Embodiments may provide a number of advantages. For example multidimensional data processing aspects may be considered such as geographical distribution of the covered services in an SLA without significant resources overhead. The same SLA model may be used for SLAs which consider and do not consider geographical distribution (or other dimensions) of the service. This also reduces the impact to the monitoring functionality only. The same SLA monitoring algorithms (KQI transformation and SLO validations) may be used dimensionally grouped/distributed and ungrouped/undistributed services. These algorithms can be a significant part of SLA management functionality and therefore ability to reuse them is useful. Embodiments may allow balancing of geographical distribution pre-handing between service assurance and SLA management functions depending on their capabilities. Embodiments may allow the addition and removal of locations or other coordinates for different dimensions to be covered by an already monitored SLA without significant reconfiguration efforts. For example new device types may be added as new coordinates when they become available, and retired devices may result in coordinates being removed. A subset of the supported grouping criteria can be chosen during SLA negotiation. The number of chosen grouping criteria only impacts the KPI and other data structures. The SLA handling is performed the same way same way regardless of one or several grouping criteria.

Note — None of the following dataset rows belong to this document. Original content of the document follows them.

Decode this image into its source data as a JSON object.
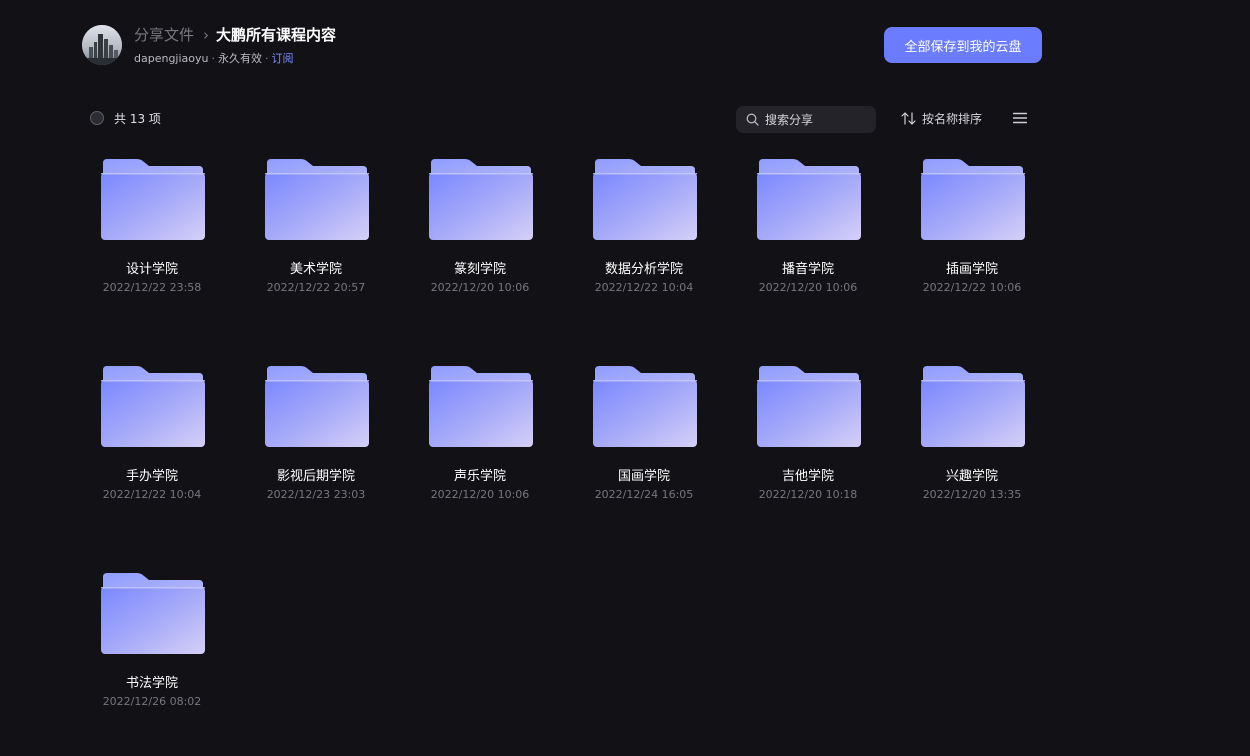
{
  "header": {
    "breadcrumb_parent": "分享文件",
    "breadcrumb_separator": "›",
    "title": "大鹏所有课程内容",
    "owner": "dapengjiaoyu",
    "validity": "永久有效",
    "subscribe": "订阅",
    "save_all_label": "全部保存到我的云盘"
  },
  "toolbar": {
    "count_label": "共 13 项",
    "search_placeholder": "搜索分享",
    "sort_label": "按名称排序"
  },
  "colors": {
    "background": "#121116",
    "accent": "#6b7cff",
    "subscribe_link": "#7f8cff"
  },
  "items": [
    {
      "name": "设计学院",
      "date": "2022/12/22 23:58",
      "icon": "folder-icon"
    },
    {
      "name": "美术学院",
      "date": "2022/12/22 20:57",
      "icon": "folder-icon"
    },
    {
      "name": "篆刻学院",
      "date": "2022/12/20 10:06",
      "icon": "folder-icon"
    },
    {
      "name": "数据分析学院",
      "date": "2022/12/22 10:04",
      "icon": "folder-icon"
    },
    {
      "name": "播音学院",
      "date": "2022/12/20 10:06",
      "icon": "folder-icon"
    },
    {
      "name": "插画学院",
      "date": "2022/12/22 10:06",
      "icon": "folder-icon"
    },
    {
      "name": "手办学院",
      "date": "2022/12/22 10:04",
      "icon": "folder-icon"
    },
    {
      "name": "影视后期学院",
      "date": "2022/12/23 23:03",
      "icon": "folder-icon"
    },
    {
      "name": "声乐学院",
      "date": "2022/12/20 10:06",
      "icon": "folder-icon"
    },
    {
      "name": "国画学院",
      "date": "2022/12/24 16:05",
      "icon": "folder-icon"
    },
    {
      "name": "吉他学院",
      "date": "2022/12/20 10:18",
      "icon": "folder-icon"
    },
    {
      "name": "兴趣学院",
      "date": "2022/12/20 13:35",
      "icon": "folder-icon"
    },
    {
      "name": "书法学院",
      "date": "2022/12/26 08:02",
      "icon": "folder-icon"
    }
  ]
}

Whilst the embodiments have described with respect to the location dimension, KPI, KQI and SLO can be gathered and calculated grouped by coordinates of different dimensions as well as multiple dimensions. This may be implemented using data structures such as multi-dimension tensors, although other data structures could alternatively be used such as associative arrays. Other dimensions may include time frame (e.g. Monday, Tuesday ... Sunday or morning, afternoon, evening, night); user equipment (e.g. smartphone, tablet, laptop, gaming console, Apple™, Microsoft™).
Some or all of the described apparatus or functionality may be instantiated in cloud environments such as Docker, Kubernetes or Spark. This cloud functionality may be instantiated in the network edge, apparatus edge, or on a remote server coupled via a network such as 4G or 5G. Alternatively, this functionality may be implemented in dedicated hardware.

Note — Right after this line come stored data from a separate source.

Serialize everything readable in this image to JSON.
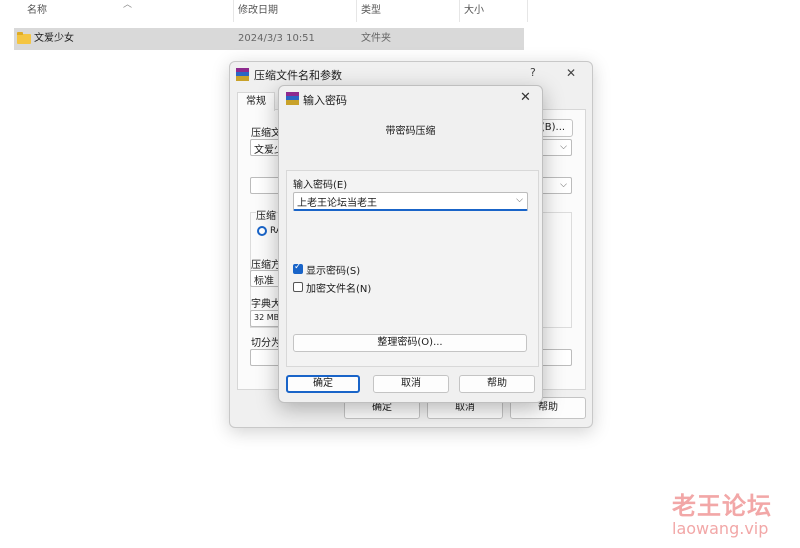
{
  "explorer": {
    "columns": [
      "名称",
      "修改日期",
      "类型",
      "大小"
    ],
    "row": {
      "name": "文爱少女",
      "modified": "2024/3/3 10:51",
      "type": "文件夹",
      "size": ""
    }
  },
  "archive_dialog": {
    "title": "压缩文件名和参数",
    "help_glyph": "?",
    "close_glyph": "✕",
    "tab_general": "常规",
    "archive_name_label": "压缩文",
    "archive_name_value": "文爱少",
    "browse_button": "(B)...",
    "format_group_label": "压缩",
    "format_rar_label": "RA",
    "method_label": "压缩方",
    "method_value": "标准",
    "dict_label": "字典大",
    "dict_value": "32 MB",
    "split_label": "切分为",
    "ok_button": "确定",
    "cancel_button": "取消",
    "help_button": "帮助"
  },
  "password_dialog": {
    "title": "输入密码",
    "close_glyph": "✕",
    "heading": "带密码压缩",
    "password_label": "输入密码(E)",
    "password_value": "上老王论坛当老王",
    "show_password_label": "显示密码(S)",
    "show_password_checked": true,
    "encrypt_names_label": "加密文件名(N)",
    "encrypt_names_checked": false,
    "organize_button": "整理密码(O)...",
    "ok_button": "确定",
    "cancel_button": "取消",
    "help_button": "帮助"
  },
  "watermark": {
    "cn": "老王论坛",
    "en": "laowang.vip"
  },
  "colors": {
    "accent": "#1964c8",
    "dialog_bg": "#f0f0f0",
    "selected_row": "#d9d9d9",
    "watermark": "#f2a7a7"
  }
}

Modifications and other variants of the described embodiment(s) will come to mind to one skilled in the art having the benefit of the teachings presented in the foregoing descriptions and the associated drawings. Therefore, it is understood that the embodiment(s) is/are not limited to the specific examples disclosed and that modifications and other variants are intended to be included within the scope of this disclosure. Although specific terms may be employed herein, they are used in a generic and descriptive sense only and not for purposes of limitation.

Claims

1 . A method of monitoring a quality of service (QoS) metric for a network service, the method comprising: determining a plurality of performance metrics across a network providing the network service, the performance metrics associated with coordinates of a dimension; grouping the performance metrics by coordinate using a performance metric data structure (410); determining the QoS metric for a first coordinate of the dimension using the grouped performance metrics in the performance metric data structure (415); determining when the QoS metric for the first coordinate does not meet a QoS requirement (420).
2. The method of claim 1 , wherein the dimension is one or more of the following: geographic location; time frame; device type.
3. The method of claim 1 or 2, wherein each performance metric is associated with a respective coordinate of a plurality of dimensions.
4. The method of any one preceding claim, wherein the network performance metric comprises one or more of the following: downlink speed; uplink speed; delay; response time; packet loss; jitter; PDU session success rate; API response time; failed requests rate; customer ticket response time.
5. The method of any one preceding claim, wherein determining the QoS metric (325) comprises: calculating a performance quality metric (315a - 315d) for the first coordinate using a transformation function (320a - 320d) applied to each element of a corresponding performance metric for the first coordinate in the performance metric data structure (295, 995) to generate a corresponding element for the first coordinate in a performance quality metric data structure (997); calculating the QoS metric (325) for the first coordinate using an aggregation function (330) over a predetermined period applied to each element of a corresponding performance quality metric (315a - 315d) for the first coordinate in the performance quality metric data structure (997).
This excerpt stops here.